I. DIAGNÓSTICOS DA CRISE
O diagnóstico da crise econômica que prevaleceu na formulação das políticas de ajustamento atribuiu pouca importância aos choques econômicos e ao problema das dívidas externas. Os programas de ajustamento foram elaborados partindo aparentemente do pressuposto de que a crise da dívida externa se originara basicamente de erros de política econômica cometidos pelos países devedores. As dívidas externas poderiam ser pagas desde que os governos dos países endividados corrigissem as respectivas políticas macroeconômicas e realizassem reformas sob orientação do FMI e do BIRD.

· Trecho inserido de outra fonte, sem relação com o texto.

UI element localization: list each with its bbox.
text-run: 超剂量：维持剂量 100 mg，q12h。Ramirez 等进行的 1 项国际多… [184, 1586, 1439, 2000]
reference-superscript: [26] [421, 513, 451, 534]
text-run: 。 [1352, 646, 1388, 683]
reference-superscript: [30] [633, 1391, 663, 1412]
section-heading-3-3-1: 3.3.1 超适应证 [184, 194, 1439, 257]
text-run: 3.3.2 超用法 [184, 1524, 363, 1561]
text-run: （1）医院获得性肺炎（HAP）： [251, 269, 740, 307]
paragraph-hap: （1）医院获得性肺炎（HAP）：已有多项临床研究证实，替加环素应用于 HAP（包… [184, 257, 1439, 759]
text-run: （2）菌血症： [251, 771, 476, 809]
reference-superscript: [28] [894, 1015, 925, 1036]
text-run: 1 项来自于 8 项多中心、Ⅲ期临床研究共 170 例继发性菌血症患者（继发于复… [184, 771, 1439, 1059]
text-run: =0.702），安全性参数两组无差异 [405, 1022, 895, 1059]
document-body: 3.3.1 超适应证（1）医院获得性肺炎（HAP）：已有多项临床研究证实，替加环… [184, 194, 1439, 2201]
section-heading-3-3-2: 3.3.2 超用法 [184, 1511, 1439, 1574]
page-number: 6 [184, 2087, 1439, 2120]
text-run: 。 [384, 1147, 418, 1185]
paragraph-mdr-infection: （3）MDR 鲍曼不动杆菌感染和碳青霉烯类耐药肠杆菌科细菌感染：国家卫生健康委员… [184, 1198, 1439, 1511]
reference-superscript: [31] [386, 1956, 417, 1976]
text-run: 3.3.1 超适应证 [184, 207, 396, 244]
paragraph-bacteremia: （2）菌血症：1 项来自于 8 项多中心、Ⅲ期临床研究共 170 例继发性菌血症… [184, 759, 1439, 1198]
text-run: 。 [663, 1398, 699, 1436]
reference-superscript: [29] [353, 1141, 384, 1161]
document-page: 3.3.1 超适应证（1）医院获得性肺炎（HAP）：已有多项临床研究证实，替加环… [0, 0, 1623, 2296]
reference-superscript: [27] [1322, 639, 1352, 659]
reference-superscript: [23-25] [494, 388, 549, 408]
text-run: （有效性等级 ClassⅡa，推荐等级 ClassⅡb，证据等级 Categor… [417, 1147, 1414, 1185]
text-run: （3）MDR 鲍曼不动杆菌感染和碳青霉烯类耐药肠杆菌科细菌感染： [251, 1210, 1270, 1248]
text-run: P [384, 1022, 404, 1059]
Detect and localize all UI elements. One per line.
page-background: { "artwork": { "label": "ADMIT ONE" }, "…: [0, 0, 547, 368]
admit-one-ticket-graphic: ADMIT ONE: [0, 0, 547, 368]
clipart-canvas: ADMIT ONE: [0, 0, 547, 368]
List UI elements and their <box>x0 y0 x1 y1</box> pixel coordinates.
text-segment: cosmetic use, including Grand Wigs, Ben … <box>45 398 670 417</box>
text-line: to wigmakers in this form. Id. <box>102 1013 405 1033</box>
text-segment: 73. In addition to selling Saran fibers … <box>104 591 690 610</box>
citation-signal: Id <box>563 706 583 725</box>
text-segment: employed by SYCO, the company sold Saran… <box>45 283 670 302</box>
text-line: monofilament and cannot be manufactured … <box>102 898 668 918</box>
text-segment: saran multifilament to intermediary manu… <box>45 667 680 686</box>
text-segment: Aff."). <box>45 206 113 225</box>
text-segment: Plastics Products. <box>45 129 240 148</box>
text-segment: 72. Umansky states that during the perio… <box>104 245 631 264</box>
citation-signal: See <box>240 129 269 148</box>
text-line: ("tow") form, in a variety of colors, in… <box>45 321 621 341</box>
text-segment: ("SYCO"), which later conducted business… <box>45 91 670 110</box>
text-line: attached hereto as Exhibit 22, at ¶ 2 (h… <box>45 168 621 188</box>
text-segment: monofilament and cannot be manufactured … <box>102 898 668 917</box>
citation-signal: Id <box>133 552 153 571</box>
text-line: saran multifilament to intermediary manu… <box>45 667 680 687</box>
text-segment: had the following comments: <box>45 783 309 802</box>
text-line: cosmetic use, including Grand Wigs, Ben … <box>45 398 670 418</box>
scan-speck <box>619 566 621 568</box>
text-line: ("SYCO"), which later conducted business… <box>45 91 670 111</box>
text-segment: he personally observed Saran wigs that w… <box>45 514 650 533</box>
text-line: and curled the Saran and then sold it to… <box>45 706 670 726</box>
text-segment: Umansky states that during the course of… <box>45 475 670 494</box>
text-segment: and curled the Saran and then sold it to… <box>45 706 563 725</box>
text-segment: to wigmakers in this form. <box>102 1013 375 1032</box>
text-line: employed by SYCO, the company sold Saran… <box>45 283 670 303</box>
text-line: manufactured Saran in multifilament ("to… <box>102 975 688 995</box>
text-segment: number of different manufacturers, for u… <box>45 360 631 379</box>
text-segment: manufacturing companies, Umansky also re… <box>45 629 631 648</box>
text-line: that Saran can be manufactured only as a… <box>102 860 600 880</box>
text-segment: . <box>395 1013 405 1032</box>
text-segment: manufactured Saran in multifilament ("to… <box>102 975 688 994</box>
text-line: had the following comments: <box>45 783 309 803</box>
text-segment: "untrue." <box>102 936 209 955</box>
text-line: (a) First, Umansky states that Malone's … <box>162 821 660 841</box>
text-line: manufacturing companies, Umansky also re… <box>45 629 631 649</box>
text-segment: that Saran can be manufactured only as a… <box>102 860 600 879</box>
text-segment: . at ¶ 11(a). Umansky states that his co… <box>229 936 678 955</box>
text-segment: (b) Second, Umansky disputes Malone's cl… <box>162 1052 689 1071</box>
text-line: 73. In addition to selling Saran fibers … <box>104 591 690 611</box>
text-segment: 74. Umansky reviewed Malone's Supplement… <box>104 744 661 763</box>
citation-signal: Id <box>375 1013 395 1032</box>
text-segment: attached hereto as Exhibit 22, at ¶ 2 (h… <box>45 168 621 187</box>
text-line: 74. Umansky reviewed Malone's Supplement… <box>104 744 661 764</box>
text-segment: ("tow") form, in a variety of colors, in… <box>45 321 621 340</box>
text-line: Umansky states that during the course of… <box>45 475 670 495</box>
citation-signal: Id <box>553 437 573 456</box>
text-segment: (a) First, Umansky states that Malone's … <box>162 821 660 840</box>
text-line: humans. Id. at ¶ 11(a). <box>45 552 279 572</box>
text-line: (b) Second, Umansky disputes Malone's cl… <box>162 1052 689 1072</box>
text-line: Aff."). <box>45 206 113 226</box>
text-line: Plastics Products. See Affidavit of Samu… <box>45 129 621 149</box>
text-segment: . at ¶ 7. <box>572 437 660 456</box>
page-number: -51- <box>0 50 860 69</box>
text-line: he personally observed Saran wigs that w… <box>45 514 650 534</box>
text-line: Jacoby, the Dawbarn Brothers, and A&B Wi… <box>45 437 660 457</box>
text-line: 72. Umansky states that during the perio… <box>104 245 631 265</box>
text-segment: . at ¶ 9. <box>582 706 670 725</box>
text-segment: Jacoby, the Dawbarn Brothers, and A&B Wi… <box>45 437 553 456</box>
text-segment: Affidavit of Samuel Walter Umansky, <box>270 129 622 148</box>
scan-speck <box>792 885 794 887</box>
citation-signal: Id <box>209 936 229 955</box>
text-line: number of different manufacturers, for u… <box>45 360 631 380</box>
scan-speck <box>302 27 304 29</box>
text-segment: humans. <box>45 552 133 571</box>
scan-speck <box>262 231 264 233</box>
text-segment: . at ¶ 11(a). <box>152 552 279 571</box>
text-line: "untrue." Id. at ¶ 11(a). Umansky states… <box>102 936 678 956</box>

Segundo o Consenso de Washington, as raízes dos problemas latino-americanos estavam na estratégia de desenvolvimento adotada no período de pós-Guerra, baseada no modelo de industrialização via substituição de importações. Esta estratégia teria resultado em um padrão de crescimento introvertido e em más alocações de recursos. O cerne das críticas foi centralizado no papel do Estado, visto como sufocante. Investimentos públicos excessivos teriam provocado escassez na poupança disponível para o setor privado. Empresas públicas assumiram setores que poderiam ter sido ocupados pelo setor privado. A proteção do Estado às empresas nacionais teria reduzido sua competitividade externa, desestimulando as exportações. A América Latina passou a ter pouca moeda estrangeira para financiar seu desenvolvimento.4 4 Uma amostra representativa dessas críticas pode ser encontrada em Balassa et alli (1986.)
Este diagnóstico apresenta lacunas graves. Os doutrinadores de Washington não só esqueceram de atribuir o devido peso aos fatores externos, como fizeram um diagnóstico impreciso dos problemas econômicos locais. Uma revisão menos dogmática dos fatores causais da crise financeira de 1982 teria apontado tanto fatores externos como fatores internos. Hoje parece haver pouca dúvida de que a América Latina foi atingida por violentos choques externos durante os anos setenta e início dos anos oitenta, choques esses que foram amplificados por erros de política econômica dos governos locais.
Salvo raras exceções, os críticos de Washington costumam exagerar nas críticas à industrialização da América Latina, ao mesmo tempo em que deixam de fora as distorções do setor financeiro e a exação da dívida externa. Na verdade, quando ocorreu a crise da dívida externa, a política econômica dos países latinos já não era tão nacionalista ou estatizante como no passado. Muitos projetos industriais contavam com apoio e participação de empresas multinacionais, organismos internacionais e bancos estrangeiros. No Brasil, por exemplo, a industrialização se processava com elevada transnacionalização do capital, algo relativamente distante do modelo nacionalista atacado pelos críticos.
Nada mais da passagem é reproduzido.